Matt Heckert
Germans Van Eck
Matt Heckert’s Mechanical Sound Orchestra, 1989-92, bears about the same relation to music as the shrieks emitted from the Brazen Bull, an ancient torture device in which a victim was roasted alive. (The screams emitted from this brass effigy of a bull were meant to approximate the beast’s bellowing.) Heckert’s two-hour performance was not necessarily unenjoyable, though by the end of it I found myself grinding my teeth.
Heckert—a former member of Survival Research Laboratories, the techno-terrorist art gang that staged war-game spectacles of killer automata—controls his “instruments” from the console of a Macintosh computer. The collection of machines in this ensemble includes Oscillating Rings, 1989, large gyroscopes whirling perilously on a steel tabletop that produce a sound something like a railroad engine (their pitch, moreover, ascends or descends with the speed of their motors). There is also the Rotolyn, 1990, a piano wire that screeches across a rotating cylinder and sounds like metal fingernails scraping a metal blackboard. Each of three Resonatos, 1989, old water heaters in envelopes of rubber, roars like a lion when its rubber membrane is punched in and out by pistons. An amplification system intensifies the bone-scraping effects of this ensemble. But is it music or is it torture?
During Heckert’s performance, clusters of people gathered around the machines to watch them work. A fascination with moving parts, no doubt, has long caused people to stare at automata, toys, clocks, and Vaucanson’s Duck. However, Heckert is careful to differentiate himself from other machine artists like Jean Tinguely. In a recent interview, he said, “There’s a fundamental difference between what I do. . . [and kinetic art]. Kinetic just implies it moves, and generally it’s a representation or caricature of an existing real world situation or group of mechanisms. My mechanisms exist for a reason—to make the sound they make and move the way they do. They function. They do a job.” Heckert’s machines look like what they do. However, is it not precisely by appropriating this functionalist logic that they come to resemble—and perhaps to parody—the no-frills efficiency of industrial machinery? Is it really such a “job” to produce sound? Machines may work, but isn’t music played?
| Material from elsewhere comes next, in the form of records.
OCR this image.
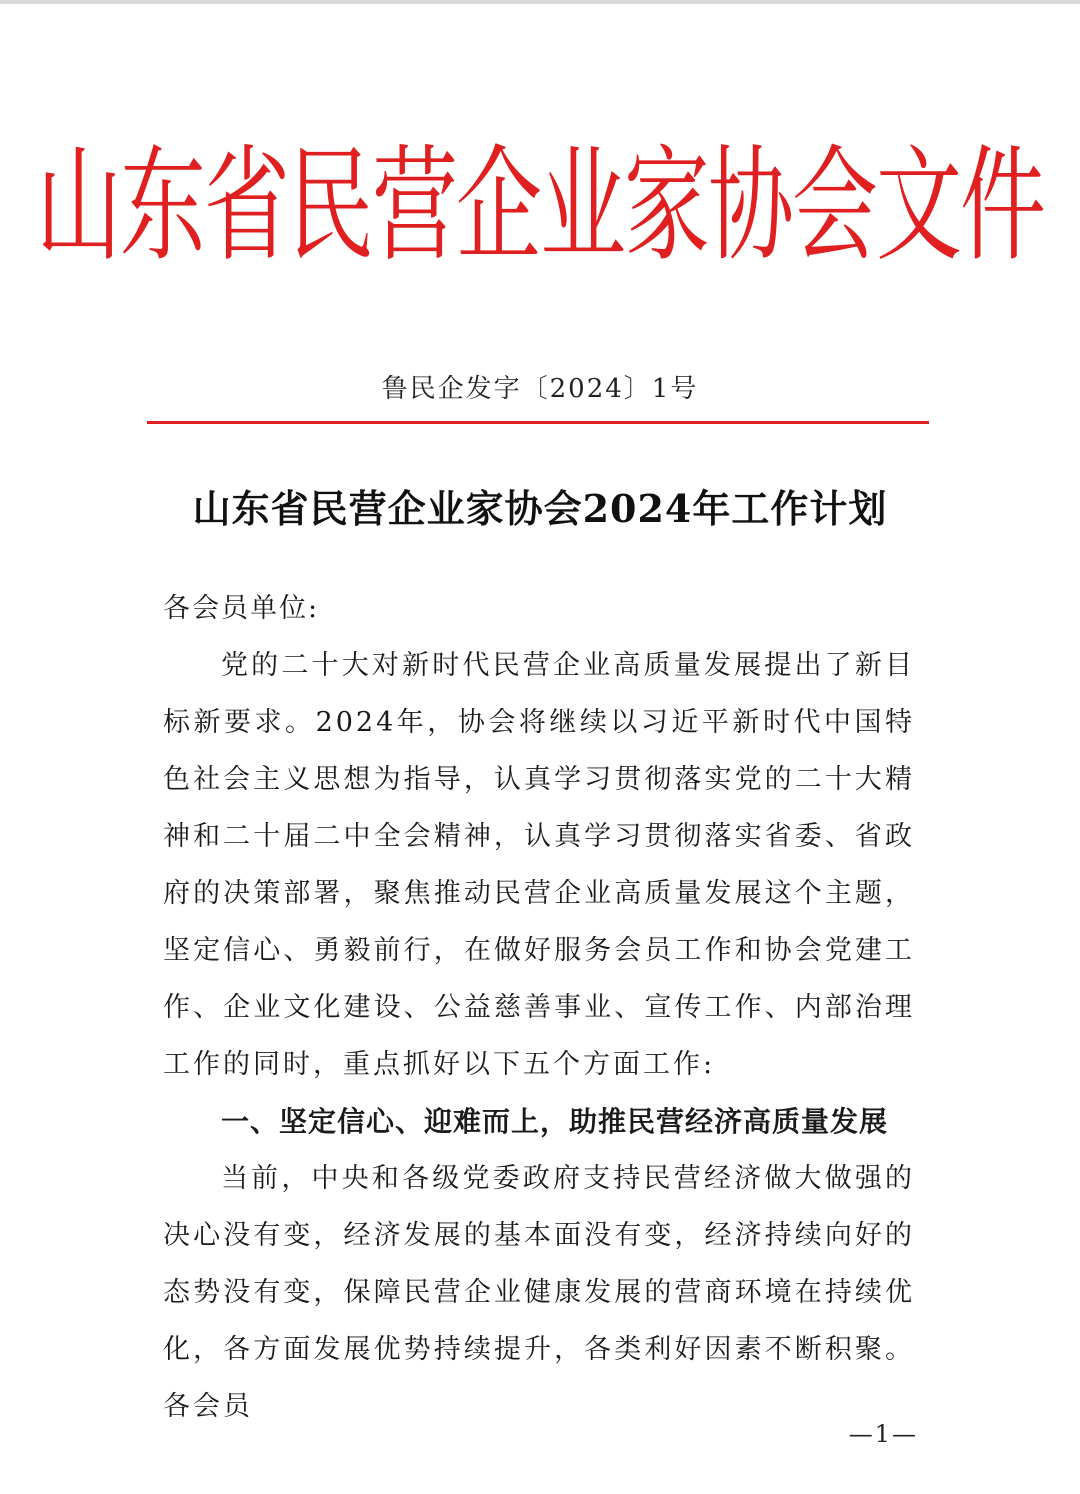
山东省民营企业家协会文件
鲁民企发字〔2024〕1号
山东省民营企业家协会2024年工作计划

各会员单位:

党的二十大对新时代民营企业高质量发展提出了新目标新要求。2024年，协会将继续以习近平新时代中国特色社会主义思想为指导，认真学习贯彻落实党的二十大精神和二十届二中全会精神，认真学习贯彻落实省委、省政府的决策部署，聚焦推动民营企业高质量发展这个主题，坚定信心、勇毅前行，在做好服务会员工作和协会党建工作、企业文化建设、公益慈善事业、宣传工作、内部治理工作的同时，重点抓好以下五个方面工作:

一、坚定信心、迎难而上，助推民营经济高质量发展

当前，中央和各级党委政府支持民营经济做大做强的决心没有变，经济发展的基本面没有变，经济持续向好的态势没有变，保障民营企业健康发展的营商环境在持续优化，各方面发展优势持续提升，各类利好因素不断积聚。各会员

—1—
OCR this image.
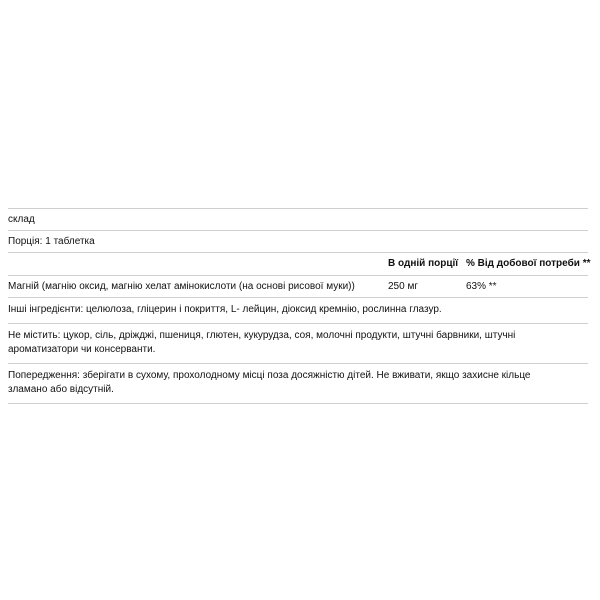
склад
Порція: 1 таблетка
В одній порції % Від добової потреби **
Магній (магнію оксид, магнію хелат амінокислоти (на основі рисової муки))	250 мг	63% **
Інші інгредієнти: целюлоза, гліцерин і покриття, L- лейцин, діоксид кремнію, рослинна глазур.
Не містить: цукор, сіль, дріжджі, пшениця, глютен, кукурудза, соя, молочні продукти, штучні барвники, штучні ароматизатори чи консерванти.
Попередження: зберігати в сухому, прохолодному місці поза досяжністю дітей. Не вживати, якщо захисне кільце зламано або відсутній.
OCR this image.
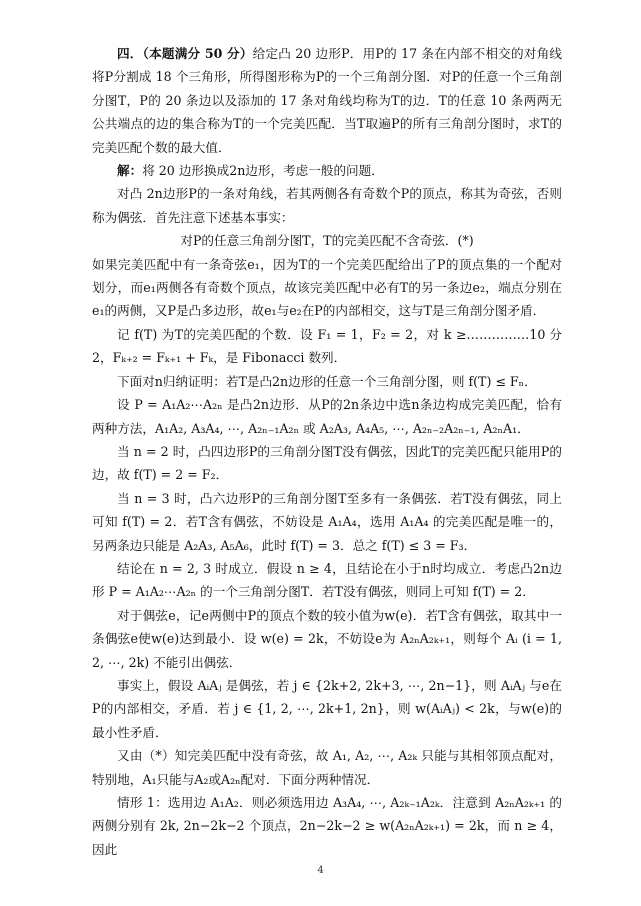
四．（本题满分 50 分）给定凸 20 边形P．用P的 17 条在内部不相交的对角线将P分割成 18 个三角形，所得图形称为P的一个三角剖分图．对P的任意一个三角剖分图T，P的 20 条边以及添加的 17 条对角线均称为T的边．T的任意 10 条两两无公共端点的边的集合称为T的一个完美匹配．当T取遍P的所有三角剖分图时，求T的完美匹配个数的最大值．

解：将 20 边形换成2n边形，考虑一般的问题．

对凸 2n边形P的一条对角线，若其两侧各有奇数个P的顶点，称其为奇弦，否则称为偶弦．首先注意下述基本事实：

对P的任意三角剖分图T，T的完美匹配不含奇弦．(*)

如果完美匹配中有一条奇弦e₁，因为T的一个完美匹配给出了P的顶点集的一个配对划分，而e₁两侧各有奇数个顶点，故该完美匹配中必有T的另一条边e₂，端点分别在e₁的两侧，又P是凸多边形，故e₁与e₂在P的内部相交，这与T是三角剖分图矛盾．
……………10 分

记 f(T) 为T的完美匹配的个数．设 F₁ = 1，F₂ = 2，对 k ≥ 2，Fₖ₊₂ = Fₖ₊₁ + Fₖ，是 Fibonacci 数列．

下面对n归纳证明：若T是凸2n边形的任意一个三角剖分图，则 f(T) ≤ Fₙ．

设 P = A₁A₂⋯A₂ₙ 是凸2n边形．从P的2n条边中选n条边构成完美匹配，恰有两种方法，A₁A₂, A₃A₄, ⋯, A₂ₙ₋₁A₂ₙ 或 A₂A₃, A₄A₅, ⋯, A₂ₙ₋₂A₂ₙ₋₁, A₂ₙA₁．

当 n = 2 时，凸四边形P的三角剖分图T没有偶弦，因此T的完美匹配只能用P的边，故 f(T) = 2 = F₂．

当 n = 3 时，凸六边形P的三角剖分图T至多有一条偶弦．若T没有偶弦，同上可知 f(T) = 2．若T含有偶弦，不妨设是 A₁A₄，选用 A₁A₄ 的完美匹配是唯一的，另两条边只能是 A₂A₃, A₅A₆，此时 f(T) = 3．总之 f(T) ≤ 3 = F₃．

结论在 n = 2, 3 时成立．假设 n ≥ 4，且结论在小于n时均成立．考虑凸2n边形 P = A₁A₂⋯A₂ₙ 的一个三角剖分图T．若T没有偶弦，则同上可知 f(T) = 2．

对于偶弦e，记e两侧中P的顶点个数的较小值为w(e)．若T含有偶弦，取其中一条偶弦e使w(e)达到最小．设 w(e) = 2k，不妨设e为 A₂ₙA₂ₖ₊₁，则每个 Aᵢ (i = 1, 2, ⋯, 2k) 不能引出偶弦．

事实上，假设 AᵢAⱼ 是偶弦，若 j ∈ {2k+2, 2k+3, ⋯, 2n−1}，则 AᵢAⱼ 与e在P的内部相交，矛盾．若 j ∈ {1, 2, ⋯, 2k+1, 2n}，则 w(AᵢAⱼ) < 2k，与w(e)的最小性矛盾．

又由（*）知完美匹配中没有奇弦，故 A₁, A₂, ⋯, A₂ₖ 只能与其相邻顶点配对，特别地，A₁只能与A₂或A₂ₙ配对．下面分两种情况．

情形 1：选用边 A₁A₂．则必须选用边 A₃A₄, ⋯, A₂ₖ₋₁A₂ₖ．注意到 A₂ₙA₂ₖ₊₁ 的两侧分别有 2k, 2n−2k−2 个顶点，2n−2k−2 ≥ w(A₂ₙA₂ₖ₊₁) = 2k，而 n ≥ 4，因此

4
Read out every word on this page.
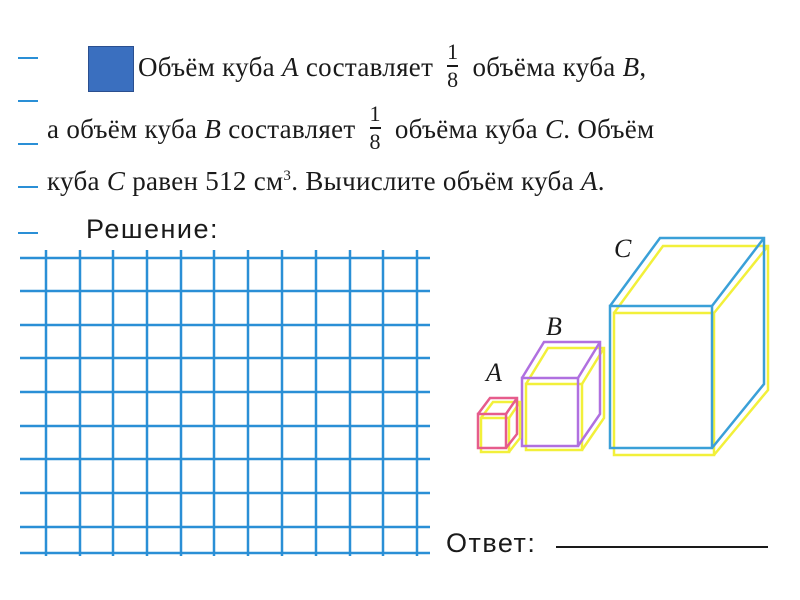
Объём куба A составляет $\frac{1}{8}$ объёма куба B,
а объём куба B составляет $\frac{1}{8}$ объёма куба C. Объём
куба C равен 512 $см^3$. Вычислите объём куба A.
Решение:
A
B
C
Ответ:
The Mechanical Sound Orchestra represents a détournement (as the Situationists used to say), a redirection of the machine’s potential away from simple commodity production and toward something else. After all, for industrial machinery, sound is merely a waste product. Consequently, much as Heckert builds his machines out of scavenged parts, so too he salvages industrial noise from the scrap heap of the sound spectrum. Of course, he is not the first to find music in aural waste—in 1913, the futurist Luigi Russolo published The Art of Noises and gave performances using such shrill-sounding devices that audiences begged him to stop playing. No doubt, the beauty of such noise is subjective. To some, Heckert’s machines may be as torturous as the Brazen Bull. Could these machines be possessed by a diabolus ex machina? Perhaps, but the demon in Heckert’s machinery could be no more evil than whatever malignant spirit propels technological “progress.” Heckert’s achievement is precisely to make machines that do not work; let The Mechanical Sound Orchestra play!